His awareness of the waif-like ballerina was becoming torturous.
Dios, awareness of a beautiful woman was one thing, a healthy thing, but this was something else entirely, as if something with its own heartbeat had infected his blood.
The thought of climbing into bed with Sophie with all this awareness simmering in him had been unthinkable.
He cursed under his breath.
When they made love, he needed to approach it as he always did, from a place of detachment, make it the mechanical exercise sex had always been for him.
‘Detached’ was not a word to describe how he felt with Sophie under his roof.
Sex with her had not been a mechanical exercise.
It had been mind-blowing. He had carried the feelings it had brought about in him for weeks after, even when he’d refused to allow Sophie herself into his thoughts.
It was only because she’d caught him at such a low point, he reasoned grimly as he brushed his teeth. It had been the perfect storm. An empty house. A beautiful woman with a sympathetic ear and compassionate eyes. What man wouldn’t have reacted in such a manner in that situation and with a woman who had melted at his first touch?
Those feelings had gone eventually, and the feeling of new life in his blood would disappear eventually too.

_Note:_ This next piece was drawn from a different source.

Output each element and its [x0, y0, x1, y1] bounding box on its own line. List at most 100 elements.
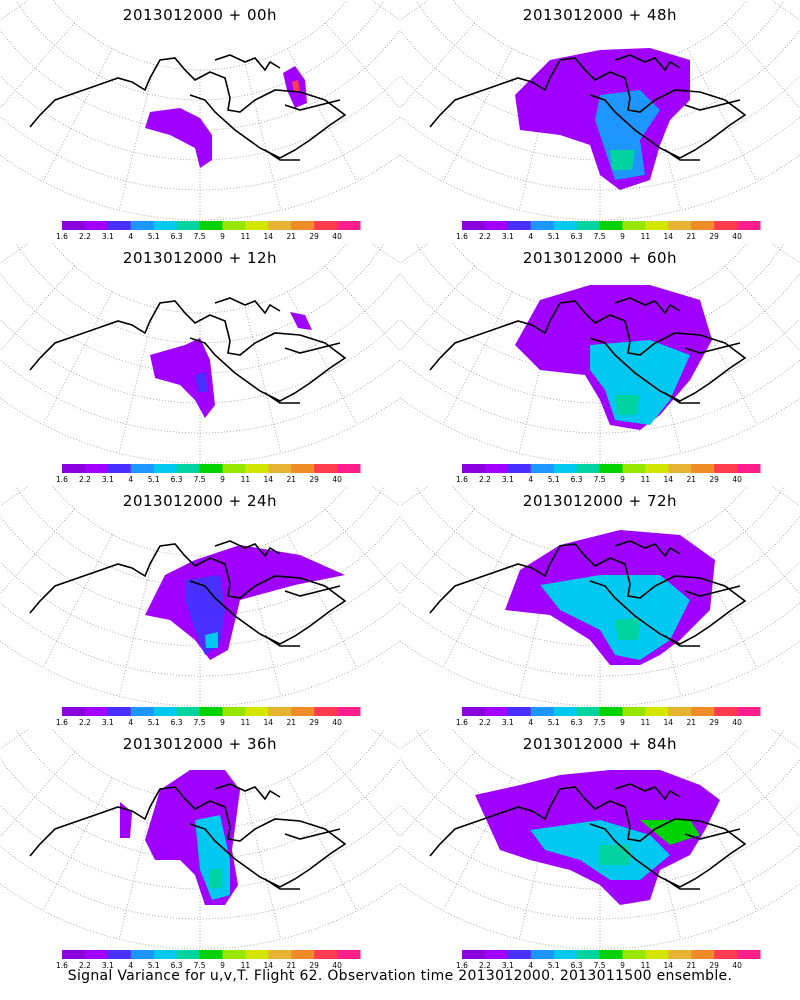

What else could he do to speed up the detachment? He’d worked out, taken a cold shower in the basement changing room he’d had installed next to his gym, and it had done nothing.
He stripped off his clothes with the exception of his boxers. He always slept nude but tonight that would not be an option, not until he’d got a grip of all these...feelings.
He cursed again.
Feelings were dangerous. Especially for him.
* * *
Sophie opened her eyes.
Something had woken her.
Then she heard faint sound coming from the bathroom and her heart began to pound.
Javier was in there.
He had finally deigned to join her.
Yawning, she groped for her phone to check the time, blinked and looked again.
She’d been alone in this bed for two hours.
In her heart she knew he’d intentionally waited all this time. He wanted her to be asleep.
For the first time it occurred to her that the reason Javier didn’t want to share a bed with her was nothing to do with his craving for solitude but because he simply did not fancy her. She’d been nothing but a convenient, willing release for him with huge unintended consequences.
The bathroom door opened. She squeezed her eyes back shut and held her breath.
She sensed rather than heard him tread to the bed.
There was only the slightest of dips as he climbed into it, then settled himself down with his back to her, keeping a distance that could only be breached deliberately. A moment later the room plunged into darkness.
How long she waited for him to do or say something she could not guess. Time lost its meaning in the dark.
There was no movement from him as the time dragged on. No sound either. Nothing. It was like lying beside an empty vessel.
While she had tried hard to stop herself assuming anything about what the night would bring, she’d been unable to stop herself making the fatal assumption that he would hold her in his arms and, at the very least, touch her stomach holding their growing child within its secure confines.
‘Goodnight, Javier,’ she whispered in the darkness.
There was no answer.
* * *
The following five days passed in a flash. It was a passage Sophie would remember as being a time of blurring nothing.